Problems

Problem

Reverse a linked list from position `m` to `n`. Given `m`, `n` satisfy the following condition: `1 ≤ m ≤ n ≤ length` of list.

Example

Given `1->2->3->4->5->NULL`, `m = 2` and `n = 4`, return `1->4->3->2->5->NULL`.

Challenge

Reverse it in-place and in one-pass.

Solutions

Solution 1

This is similar to reverse-linked-list, we can use the same algorithm to reverse the sub list, but need to remember the node before and after. We can still do it in one-pass. Check the Go solution.

Solution 2

Another solution is to move one node at a time:

If we want to reverse a sub list, after the `before` node and before the `after` node, we can imagine this list to be further divided into a done list (`d`) and a todo list (`t`):

`before -> d_0 -> ... -> d_n -> t_0 -> t_1 -> ... -> t_n -> after`

The goal of each iteration is to move the first node of the todo list (`t_0`) to the beginning of the done list (before `d_0` and after `before`).
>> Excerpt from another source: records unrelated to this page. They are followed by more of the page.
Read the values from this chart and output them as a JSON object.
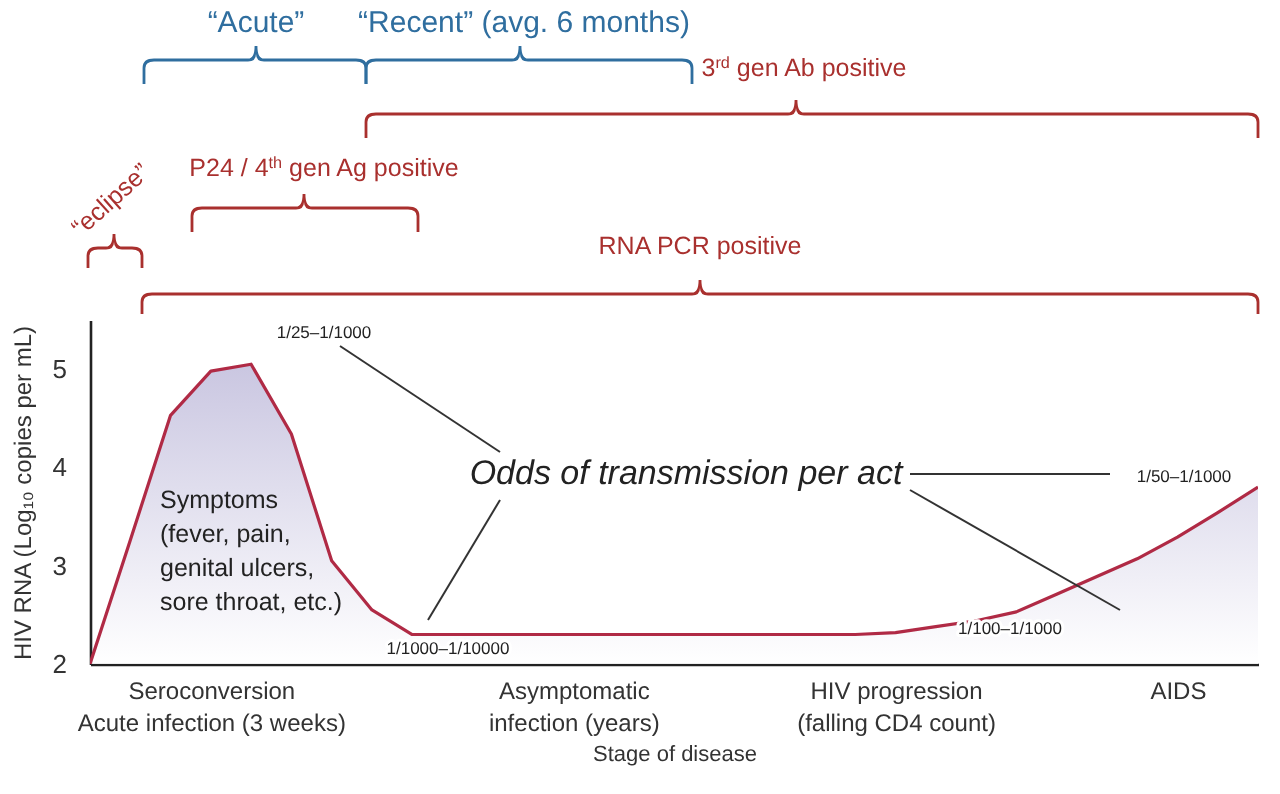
{
  "chart_data": {
    "type": "area",
    "xlabel": "Stage of disease",
    "ylabel": "HIV RNA (Log₁₀ copies per mL)",
    "categories": [
      null,
      null,
      null,
      "Seroconversion\nAcute infection (3 weeks)",
      null,
      null,
      null,
      null,
      null,
      null,
      null,
      null,
      "Asymptomatic\ninfection (years)",
      null,
      null,
      null,
      null,
      null,
      null,
      null,
      "HIV progression\n(falling CD4 count)",
      null,
      null,
      null,
      null,
      null,
      null,
      "AIDS",
      null,
      null
    ],
    "series": [
      {
        "color": "#b02a45",
        "values": [
          2.0,
          3.26,
          4.53,
          4.98,
          5.05,
          4.34,
          3.05,
          2.55,
          2.3,
          2.3,
          2.3,
          2.3,
          2.3,
          2.3,
          2.3,
          2.3,
          2.3,
          2.3,
          2.3,
          2.3,
          2.32,
          2.38,
          2.44,
          2.53,
          2.71,
          2.89,
          3.07,
          3.29,
          3.54,
          3.8
        ]
      }
    ],
    "ylim": [
      2,
      5.5
    ],
    "yticks": [
      2,
      3,
      4,
      5
    ],
    "grid": false,
    "marker": "none",
    "annotations": [
      "“Acute”",
      "“Recent” (avg. 6 months)",
      "3$^{rd}$ gen Ab positive",
      "P24 / 4$^{th}$ gen Ag positive",
      "“eclipse”",
      "RNA PCR positive",
      "Symptoms\n(fever, pain,\ngenital ulcers,\nsore throat, etc.)",
      "Odds of transmission per act",
      "1/25–1/1000",
      "1/1000–1/10000",
      "1/100–1/1000",
      "1/50–1/1000"
    ]
  }
}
The example in the problem description would be finished in 2 iterations:

• `1->2->3>-4->5->NULL`: input. `2->3->4` is supposed to be reversed.
• done: `2`; todo: `3->4`
• `1->3->2->4->5->NULL`: 1st iteration, `3` is pulled before `2`.
• done: `3->2`; todo: `4`
• `1->4->3->2->5->NULL`: 2nd iteration, `4` is pulled before `3`.
• done: `4->3->2`; todo: `null`

Pseudocode:

``````// Originally only the first node is in the done list.
// This node do not change in the iterations.
doneTail := before.Next
for i := 0; i < right-left; i++ {
// done list is right after the before node.